The Diocese of Phoenix  (; ) is a Roman Catholic ecclesiastical territory or diocese in the state of Arizona in the United States. It was established on December 2, 1969, when it was split off from the Diocese of Tucson. Its jurisdiction includes Maricopa, Mohave, Yavapai, and Coconino counties (excluding the territorial boundaries of the Navajo Nation), and also includes the Gila River Indian Reservation in Pinal County. The incumbent Bishop is John P. Dolan. The Diocese of Phoenix is a suffragan diocese of the ecclesiastical province of Santa Fe.

History

Early history
Jesuit priests began to work in northern Mexico in the 1610s in the lowlands near the coast. Originally, these missionaries worked out a peaceful compromise with the people of the Yaqui River valley allowing for the establishment of more than fifty mission settlements. This broke down when the Jesuits opposed the native shamanic religious tradition. The Opata people were more receptive to the missionaries and allied with them. After this, the Jesuits began to move into Pima and Tohono O'odham territories in present-day Arizona. Spanish exploration and missionary work was sufficient to consider the territory part of New Spain. An agreement between General Pedro de Perea and the viceroy of New Spain resulted in the general shaping of the province, initially called Nueva Navarra in 1637, but renamed Sonora in 1648.

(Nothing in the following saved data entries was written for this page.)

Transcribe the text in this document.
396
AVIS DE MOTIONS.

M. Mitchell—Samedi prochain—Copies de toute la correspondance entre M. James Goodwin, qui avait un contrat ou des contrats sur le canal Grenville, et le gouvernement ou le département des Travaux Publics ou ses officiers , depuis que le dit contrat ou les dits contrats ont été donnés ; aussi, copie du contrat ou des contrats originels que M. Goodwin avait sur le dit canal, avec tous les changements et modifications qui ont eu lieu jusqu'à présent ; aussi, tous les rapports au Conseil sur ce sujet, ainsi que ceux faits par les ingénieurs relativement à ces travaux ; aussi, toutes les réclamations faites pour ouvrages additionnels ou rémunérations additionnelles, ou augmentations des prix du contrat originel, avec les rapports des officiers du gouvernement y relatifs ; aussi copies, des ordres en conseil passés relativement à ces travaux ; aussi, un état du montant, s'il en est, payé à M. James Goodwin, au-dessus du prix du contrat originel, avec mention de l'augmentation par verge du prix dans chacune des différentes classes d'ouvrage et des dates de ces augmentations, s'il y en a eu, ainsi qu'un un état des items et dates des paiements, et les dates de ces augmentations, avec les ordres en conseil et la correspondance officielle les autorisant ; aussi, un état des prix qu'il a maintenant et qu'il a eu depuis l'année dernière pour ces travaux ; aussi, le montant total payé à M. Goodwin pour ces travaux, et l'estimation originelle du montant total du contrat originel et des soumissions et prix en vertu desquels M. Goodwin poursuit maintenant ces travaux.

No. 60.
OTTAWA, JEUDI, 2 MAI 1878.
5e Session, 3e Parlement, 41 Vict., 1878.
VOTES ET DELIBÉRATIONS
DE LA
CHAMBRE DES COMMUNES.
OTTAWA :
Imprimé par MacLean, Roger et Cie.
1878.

The most famous missionary of what is now the American Southwest was Eusebio Kino. He arrived in the province of Nueva Navarra in 1687 and started missionary work in the Pimería Alta area. He began his first mission at Cucurpe, then established churches and missions in other villages such as Los Remedios, Imuris, Magdalena, Cocóspera, San Ignacio, Tubutama and Caborca. To develop an economy for the natives, Father Kino also taught them European farming techniques.

20th century

21st century
In 2009 the Diocese contributed $50,000 to the successful campaign by Stand For Marriage Maine to overturn an impending legalization of same-sex civil marriage in Maine.

On June 11, 2014, the diocese was "stunned and deeply saddened" at an attack on two priests during a burglary at Mater Misericordiae Mission in Phoenix. Parochial vicar Rev. Kenneth Walker, FSSP, 28, ordained a priest just two years, was fatally shot. Rev. Joseph Terra, FSSP, was wounded.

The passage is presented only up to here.